Poseidon Water has San Diego ratepayers on the hook for the county’s most expensive water for the next 30 years, whether we need that water or not.

While Poseidon’s propaganda machine operates ceaselessly, no amount of spin can conceal the problems that have plagued the first year of the desalination plant in Carlsbad. But those problems haven’t stopped Poseidon from pushing to build a similar plant in Huntington Beach.

Orange County deserves a look at the Carlsbad plant’s short-but-troubled history because they’re currently walking the same path with Poseidon. Here are five ways San Diego consumers have been misled and otherwise let down by Poseidon, and how we know that this history will repeat itself in Huntington Beach:

Making residents pay for unnecessary water.

Carlsbad: When the plant came online earlier this year, our region actually had water exceeding our needs and had to dump half a billion gallons of Poseidon’s costly treated water into a lake near Chula Vista.

Huntington Beach: Orange County’s most recent water plan indicates that Orange County can meet all of its water needs through at least 2040 without investing in a pricey desalination facility.

Failure to offset its huge energy use

Carlsbad: Poseidon claimed that the Carlsbad plant would be carbon neutral by offsetting water that would otherwise be imported. But the amount of water we import has not been reduced.

Huntington Beach: Poseidon is pulling the same argument in Orange County, but ocean desalination uses over 10 times more energy than water recycling, according to an Inland Empire Utilities Agency report.

Polluting our coast and poisoning fisheries

Carlsbad: In less than a year, the Carlsbad desalination plant has had water quality violations, according to the Voice of San Diego.

Huntington Beach: The brine discharge from the plant will degrade water quality and threaten marine life.

Using outdated technology that does not meet current standards

Carlsbad: Last year, California adopted a statewide desalination policy to help minimize harm to the state’s coastline and its wildlife, according to the California Environmental Protect Agency.
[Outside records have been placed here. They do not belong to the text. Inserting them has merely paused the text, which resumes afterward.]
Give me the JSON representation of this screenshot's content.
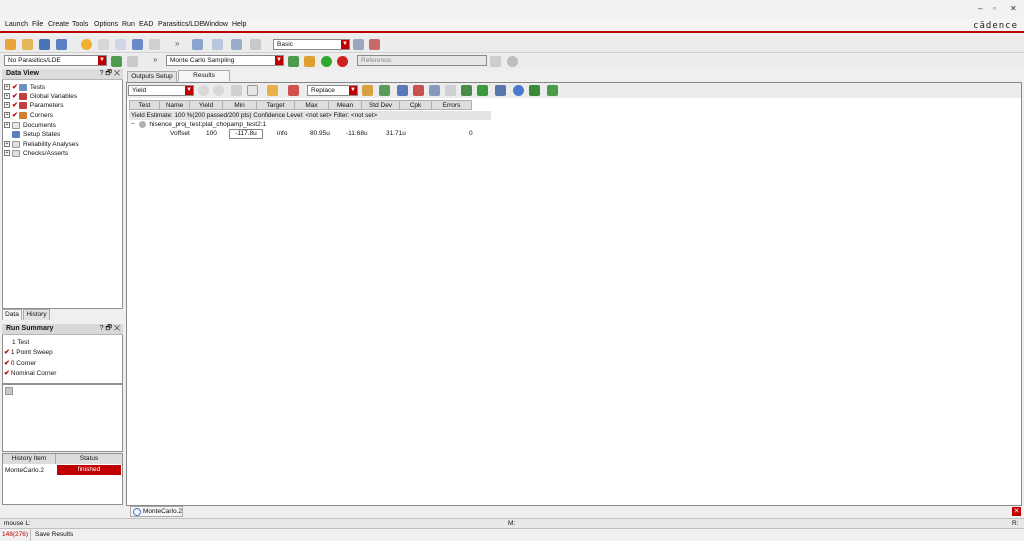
{
  "menubar": {
    "items": [
      "Launch",
      "File",
      "Create",
      "Tools",
      "Options",
      "Run",
      "EAD",
      "Parasitics/LDE",
      "Window",
      "Help"
    ]
  },
  "window_controls": [
    "–",
    "▫",
    "✕"
  ],
  "brand": "cādence",
  "toolbar1": {
    "mode_value": "Basic"
  },
  "toolbar2": {
    "parasitics_value": "No Parasitics/LDE",
    "run_mode_value": "Monte Carlo Sampling",
    "reference_label": "Reference:"
  },
  "data_view": {
    "title": "Data View",
    "controls": "? 🗗 ✕",
    "items": [
      {
        "label": "Tests",
        "checked": true,
        "expander": "+"
      },
      {
        "label": "Global Variables",
        "checked": true,
        "expander": "+"
      },
      {
        "label": "Parameters",
        "checked": true,
        "expander": "+"
      },
      {
        "label": "Corners",
        "checked": true,
        "expander": "+"
      },
      {
        "label": "Documents",
        "checked": false,
        "expander": "+"
      },
      {
        "label": "Setup States",
        "checked": false,
        "expander": ""
      },
      {
        "label": "Reliability Analyses",
        "checked": false,
        "expander": "+"
      },
      {
        "label": "Checks/Asserts",
        "checked": false,
        "expander": "+"
      }
    ],
    "tabs": [
      "Data",
      "History"
    ]
  },
  "run_summary": {
    "title": "Run Summary",
    "controls": "? 🗗 ✕",
    "items": [
      {
        "label": "1 Test",
        "checked": false
      },
      {
        "label": "1 Point Sweep",
        "checked": true
      },
      {
        "label": "0 Corner",
        "checked": true
      },
      {
        "label": "Nominal Corner",
        "checked": true
      }
    ]
  },
  "history_table": {
    "headers": [
      "History Item",
      "Status"
    ],
    "rows": [
      {
        "item": "MonteCarlo.2",
        "status": "finished"
      }
    ]
  },
  "main_tabs": [
    "Outputs Setup",
    "Results"
  ],
  "results_toolbar": {
    "view_value": "Yield",
    "replace_value": "Replace"
  },
  "results": {
    "headers": [
      "Test",
      "Name",
      "Yield",
      "Min",
      "Target",
      "Max",
      "Mean",
      "Std Dev",
      "Cpk",
      "Errors"
    ],
    "estimate_line": "Yield Estimate: 100 %(200 passed/200 pts)   Confidence Level: <not set>   Filter: <not set>",
    "test_name": "hisence_proj_test:plat_chopamp_test2:1",
    "rows": [
      {
        "test": "",
        "name": "Voffset",
        "yield": "100",
        "min": "-117.8u",
        "target": "info",
        "max": "80.95u",
        "mean": "-11.68u",
        "std_dev": "31.71u",
        "cpk": "",
        "errors": "0"
      }
    ]
  },
  "bottom_tab": "MonteCarlo.2",
  "status": {
    "mouse": "mouse L:",
    "mid": "M:",
    "right": "R:",
    "count": "148(276)",
    "message": "Save Results"
  },
  "colors": {
    "accent": "#c00000",
    "finished_bg": "#c00000"
  }
}
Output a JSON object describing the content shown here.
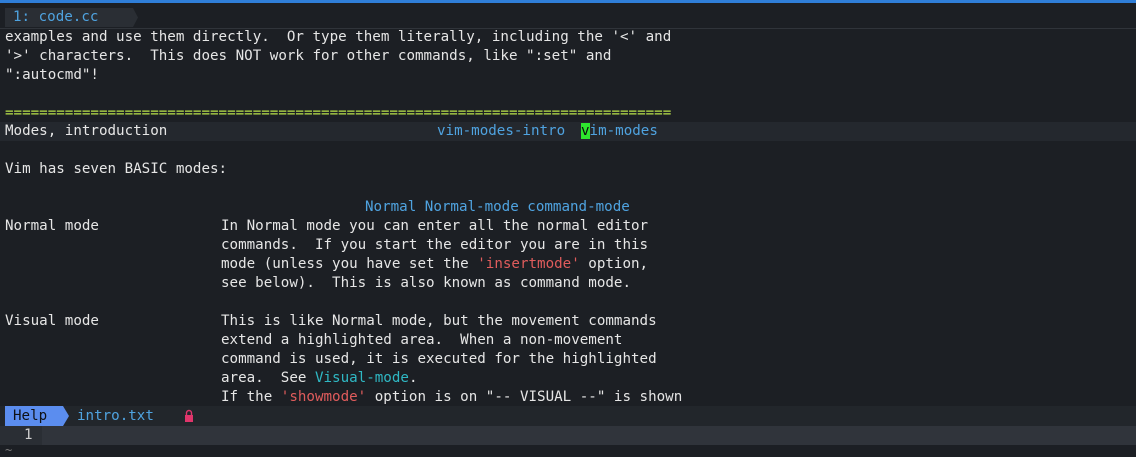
{
  "tab": {
    "number": "1:",
    "name": "code.cc"
  },
  "lines": {
    "l1": "examples and use them directly.  Or type them literally, including the '<' and",
    "l2": "'>' characters.  This does NOT work for other commands, like \":set\" and",
    "l3": "\":autocmd\"!",
    "separator": "==============================================================================",
    "heading_left": "Modes, introduction",
    "heading_tag1": "vim-modes-intro",
    "heading_tag2_cursor": "v",
    "heading_tag2_rest": "im-modes",
    "seven": "Vim has seven BASIC modes:",
    "tags_row": "Normal Normal-mode command-mode",
    "normal_label": "Normal mode",
    "normal_1": "In Normal mode you can enter all the normal editor",
    "normal_2": "commands.  If you start the editor you are in this",
    "normal_3_pre": "mode (unless you have set the ",
    "normal_3_opt": "'insertmode'",
    "normal_3_post": " option,",
    "normal_4": "see below).  This is also known as command mode.",
    "visual_label": "Visual mode",
    "visual_1": "This is like Normal mode, but the movement commands",
    "visual_2": "extend a highlighted area.  When a non-movement",
    "visual_3": "command is used, it is executed for the highlighted",
    "visual_4_pre": "area.  See ",
    "visual_4_link": "Visual-mode",
    "visual_4_post": ".",
    "visual_5_pre": "If the ",
    "visual_5_opt": "'showmode'",
    "visual_5_post": " option is on \"-- VISUAL --\" is shown"
  },
  "status": {
    "mode": "Help",
    "file": "intro.txt",
    "lock_icon": "lock-icon"
  },
  "cmdline": {
    "line_number": "1"
  },
  "tilde": "~",
  "colors": {
    "accent": "#5b8def",
    "tag": "#4fa3e0",
    "option": "#e05c5c",
    "link": "#2fb8c4",
    "cursor": "#2ee62e",
    "separator": "#b9e04a"
  }
}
The nearly completed Carlsbad plant was exempted from the requirement that its seawater intake be placed below the sand rather than exposed to open water — so as water is pulled in, marine life is destroyed.

Huntington Beach: The design of the proposed plant mirrors the same obsolete technology.

Using a billion-dollar desalination plant instead of cheaper, commonsense conservation

Carlsbad: San Diegans cut water use by 25% during the drought. So why did San Diego County Water Authority want a special exemption from conservation targets? To justify its huge and ill-advised bet on desalination.

Huntington Beach: Just this month, the Pacific Institute released a report that confirms desalination is by far the most expensive water supply option available.

On top of this, the Orange County plant is proposed to be built on an earthquake fault in a tsunami run-up zone that is subject to encroaching sea-level rise and Poseidon has not adequately studied alternative sites for the plant. And adding desalinated water would degrade the groundwater aquifer and require the desalinated water to go through a second round of treatment before use.

This month, Poseidon and state permitting agencies finally agreed on the terms of an appropriate review process for the Huntington Beach project. As proposed, the plant is not in compliance with the latest desalination regulations. This process should result in either substantial changes or disapproval of the project.

JULIA CHUNN-HERR is with the Surfrider Foundation‘s San Diego Chapter.